European Green Party (EGP) MEPs have sent 17 questions to the European Commission (EC) about the Bulgarian Government’s omissions from the list of sites proposed for inclusion in the Natura 2000 ecological network, the Bulgarian Green Party (BGP) said in a media statement on March 1.
This act followed a BGP letter to the EGP, in which the Greens requested urgent co-operation about the decisions made by Bulgaria about Natura 2000.
The EGP questions are about the 17 zones left out of the Government list in its mid-February decision, the Bulgarian-language Bluelink.net said.
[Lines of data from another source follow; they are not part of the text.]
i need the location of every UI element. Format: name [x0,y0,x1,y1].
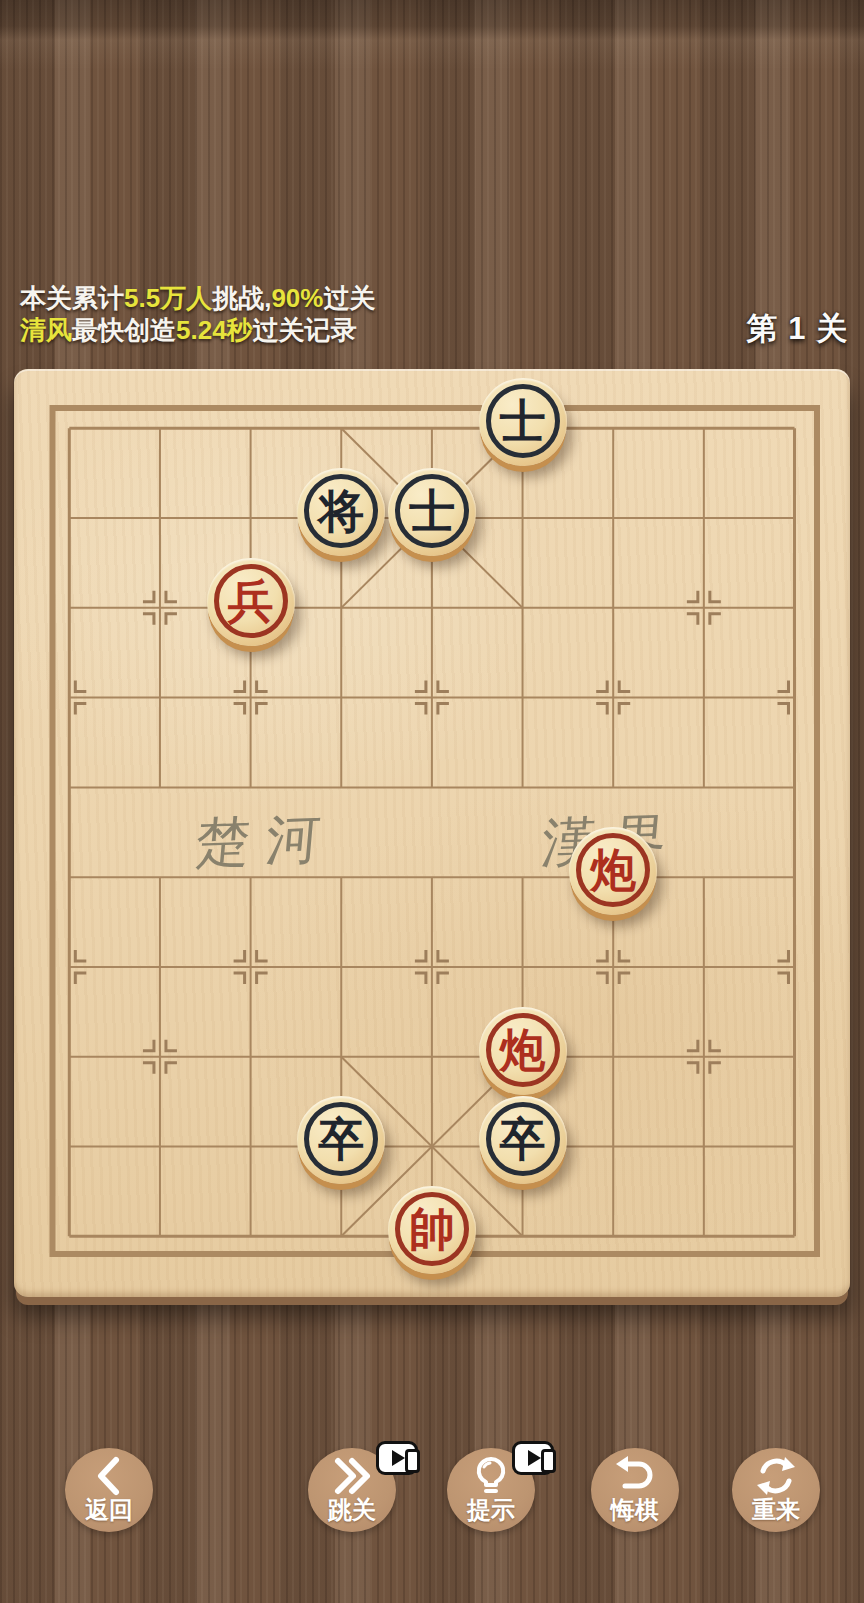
status-segment: 清风 [20,315,72,345]
piece-black-advisor[interactable]: 士 [388,468,476,556]
piece-glyph: 士 [500,398,546,444]
piece-black-general[interactable]: 将 [297,468,385,556]
restart-button-label: 重来 [752,1497,800,1523]
piece-ring: 卒 [486,1102,560,1176]
piece-ring: 卒 [304,1102,378,1176]
piece-glyph: 卒 [318,1116,364,1162]
hint-video-ad-badge[interactable] [512,1441,556,1475]
piece-ring: 帥 [395,1192,469,1266]
status-segment: 5.24秒 [176,315,253,345]
undo-arrow-icon [613,1455,657,1497]
record-stats-text: 清风最快创造5.24秒过关记录 [20,316,357,344]
piece-ring: 兵 [214,564,288,638]
piece-red-cannon[interactable]: 炮 [479,1007,567,1095]
status-segment: 挑战, [212,283,271,313]
piece-black-soldier[interactable]: 卒 [479,1096,567,1184]
level-badge: 第 1 关 [747,308,848,350]
restart-button[interactable]: 重来 [732,1448,820,1532]
piece-glyph: 帥 [409,1206,455,1252]
piece-glyph: 炮 [590,847,636,893]
status-segment: 过关 [323,283,375,313]
hint-button-label: 提示 [467,1497,515,1523]
lightbulb-icon [469,1455,513,1497]
back-button-label: 返回 [85,1497,133,1523]
undo-move-button[interactable]: 悔棋 [591,1448,679,1532]
undo-move-button-label: 悔棋 [611,1497,659,1523]
piece-glyph: 兵 [228,578,274,624]
xiangqi-board[interactable]: 楚河 漢界 士将士兵炮炮卒卒帥 [14,369,850,1297]
double-chevron-right-icon [330,1455,374,1497]
status-segment: 5.5万人 [124,283,212,313]
video-camera-lens [405,1449,420,1473]
piece-ring: 士 [486,384,560,458]
piece-ring: 炮 [576,833,650,907]
status-segment: 最快创造 [72,315,176,345]
video-camera-lens [541,1449,556,1473]
river-label-chu-he: 楚河 [193,803,340,881]
piece-glyph: 士 [409,488,455,534]
piece-glyph: 炮 [500,1027,546,1073]
piece-glyph: 将 [318,488,364,534]
piece-glyph: 卒 [500,1116,546,1162]
status-segment: 90% [271,283,323,313]
back-button[interactable]: 返回 [65,1448,153,1532]
status-segment: 过关记录 [253,315,357,345]
piece-red-general[interactable]: 帥 [388,1186,476,1274]
chevron-left-icon [92,1455,126,1497]
skip-level-button-label: 跳关 [328,1497,376,1523]
piece-black-advisor[interactable]: 士 [479,378,567,466]
piece-ring: 士 [395,474,469,548]
piece-ring: 将 [304,474,378,548]
skip-video-ad-badge[interactable] [376,1441,420,1475]
piece-ring: 炮 [486,1013,560,1087]
restart-cycle-icon [754,1455,798,1497]
challenge-stats-text: 本关累计5.5万人挑战,90%过关 [20,284,375,312]
status-segment: 本关累计 [20,283,124,313]
piece-red-soldier[interactable]: 兵 [207,558,295,646]
piece-red-cannon[interactable]: 炮 [569,827,657,915]
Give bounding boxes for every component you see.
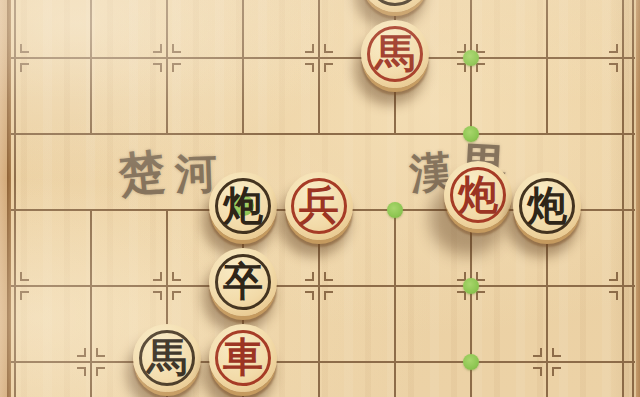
grid-row-line — [11, 285, 635, 287]
point-marker — [160, 44, 162, 53]
point-marker — [20, 63, 22, 72]
point-marker — [552, 367, 554, 376]
piece-character: 卒 — [209, 248, 277, 314]
point-marker — [312, 44, 314, 53]
board-frame-left — [0, 0, 7, 397]
point-marker — [172, 291, 174, 300]
point-marker — [476, 291, 478, 300]
point-marker — [616, 291, 618, 300]
board-border-right — [632, 0, 634, 397]
point-marker — [84, 367, 86, 376]
point-marker — [324, 291, 326, 300]
point-marker — [84, 348, 86, 357]
move-hint-dot[interactable] — [387, 202, 403, 218]
piece-character: 車 — [209, 324, 277, 390]
point-marker — [96, 348, 98, 357]
move-hint-dot[interactable] — [463, 50, 479, 66]
point-marker — [324, 272, 326, 281]
point-marker — [160, 63, 162, 72]
point-marker — [616, 63, 618, 72]
piece-black-horse[interactable]: 馬 — [133, 324, 201, 392]
grid-row-line — [11, 57, 635, 59]
grid-file-line — [622, 0, 624, 397]
piece-black-soldier[interactable]: 卒 — [209, 248, 277, 316]
point-marker — [616, 272, 618, 281]
point-marker — [312, 272, 314, 281]
point-marker — [324, 63, 326, 72]
grid-file-line — [546, 0, 548, 135]
piece-red-horse[interactable]: 馬 — [361, 20, 429, 88]
point-marker — [172, 63, 174, 72]
point-marker — [172, 44, 174, 53]
piece-red-cannon[interactable]: 炮 — [444, 161, 512, 229]
grid-file-line — [90, 209, 92, 397]
point-marker — [160, 272, 162, 281]
point-marker — [324, 44, 326, 53]
piece-black-cannon-right[interactable]: 炮 — [513, 172, 581, 240]
grid-row-line — [11, 133, 635, 135]
piece-character: 士 — [361, 0, 429, 10]
move-hint-dot[interactable] — [463, 126, 479, 142]
point-marker — [312, 63, 314, 72]
point-marker — [540, 367, 542, 376]
piece-black-cannon-left[interactable]: 炮 — [209, 172, 277, 240]
piece-character: 馬 — [133, 324, 201, 390]
piece-character: 炮 — [444, 161, 512, 227]
move-hint-dot[interactable] — [463, 278, 479, 294]
grid-file-line — [318, 0, 320, 135]
piece-character: 炮 — [513, 172, 581, 238]
grid-file-line — [90, 0, 92, 135]
grid-row-line — [11, 361, 635, 363]
point-marker — [552, 348, 554, 357]
point-marker — [20, 44, 22, 53]
grid-file-line — [470, 0, 472, 135]
point-marker — [20, 272, 22, 281]
point-marker — [172, 272, 174, 281]
point-marker — [96, 367, 98, 376]
move-hint-dot[interactable] — [463, 354, 479, 370]
piece-character: 炮 — [209, 172, 277, 238]
board-frame-right — [636, 0, 640, 397]
grid-file-line — [394, 209, 396, 397]
piece-red-soldier[interactable]: 兵 — [285, 172, 353, 240]
point-marker — [476, 63, 478, 72]
point-marker — [540, 348, 542, 357]
point-marker — [616, 44, 618, 53]
grid-file-line — [14, 0, 16, 397]
piece-character: 馬 — [361, 20, 429, 86]
xiangqi-app-screen: 楚 河 漢 界 士馬炮兵炮炮卒馬車 — [0, 0, 640, 397]
grid-file-line — [166, 0, 168, 135]
point-marker — [160, 291, 162, 300]
point-marker — [312, 291, 314, 300]
piece-red-chariot[interactable]: 車 — [209, 324, 277, 392]
point-marker — [20, 291, 22, 300]
piece-character: 兵 — [285, 172, 353, 238]
grid-file-line — [242, 0, 244, 135]
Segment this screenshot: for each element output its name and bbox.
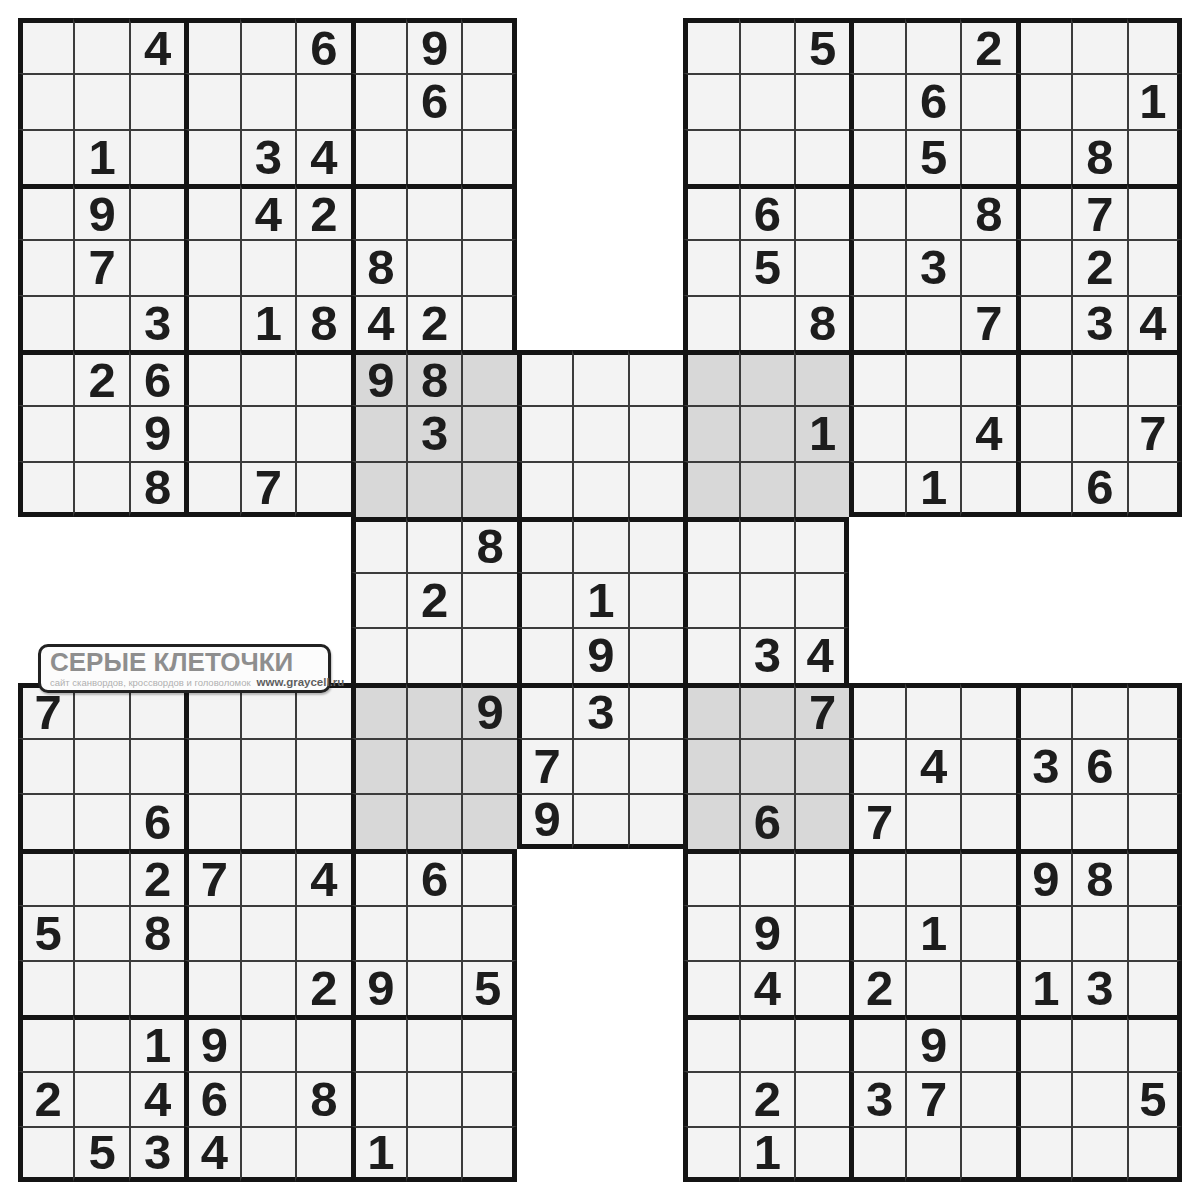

The head of the European directorate-general on the environment, Stavros Dimas, has six weeks in which to say how the EC will guarantee fulfilment of Bulgaria’s obligations in connection with the Habitats Directive and whether the EC will take punitive steps against the country.
The Greens are hoping that their questions will sharpen attention to the Natura 2000 issue in Bulgaria and contribute to the protection of the 17 zones. The party is insisting that the Bulgarian Government immediately take the required urgent measures to ensure preventative protection of the proposed zones pending their inclusion in Natura 2000. It also wants the people responsible for the decision to omit the zones to be identified and held accountable.
On March 1, the director of Bulgarian Science Academy (BSA) Ornithology Institute professor Dimitar Nankinov and Dr Stoyan Beshkov of the BSA National Museum of Natural Science said that they were baffled at the Cabinet’s decision to put off including the zones in Natura 2000, according to Bulgarian-language news website Mediapool.bg.
In a letter, they said that the omission of the zones would lead to the areas being annihilated or at very least, damaged. The two scientists also focused on the Government’s intention to conduct a new assessment of the zones that had been omitted. In Bulgaria there is a group of species known only to a small group of specialists who took part in the preparation of the Natura 2000 list. Nankinov and Beshkov said that this meant that it was not clear which other scientists could research the postponed zones.
The two scientists said that the time allowed for preparation of the “objective” assessments (up to October 2007) was insufficient.
Previous work on the issue took several years. They asked, if there is a real alternative proposal, who would arbitrate its merits.
“We think that conducting ‘alternative’ research under pressure from investors and local authorities and in unprofessionally short terms will result only in invalid results and, as a result, in ‘scientifically justified’ annihilation or harm of some of the unique sites in Bulgarian and European nature,” the letter said.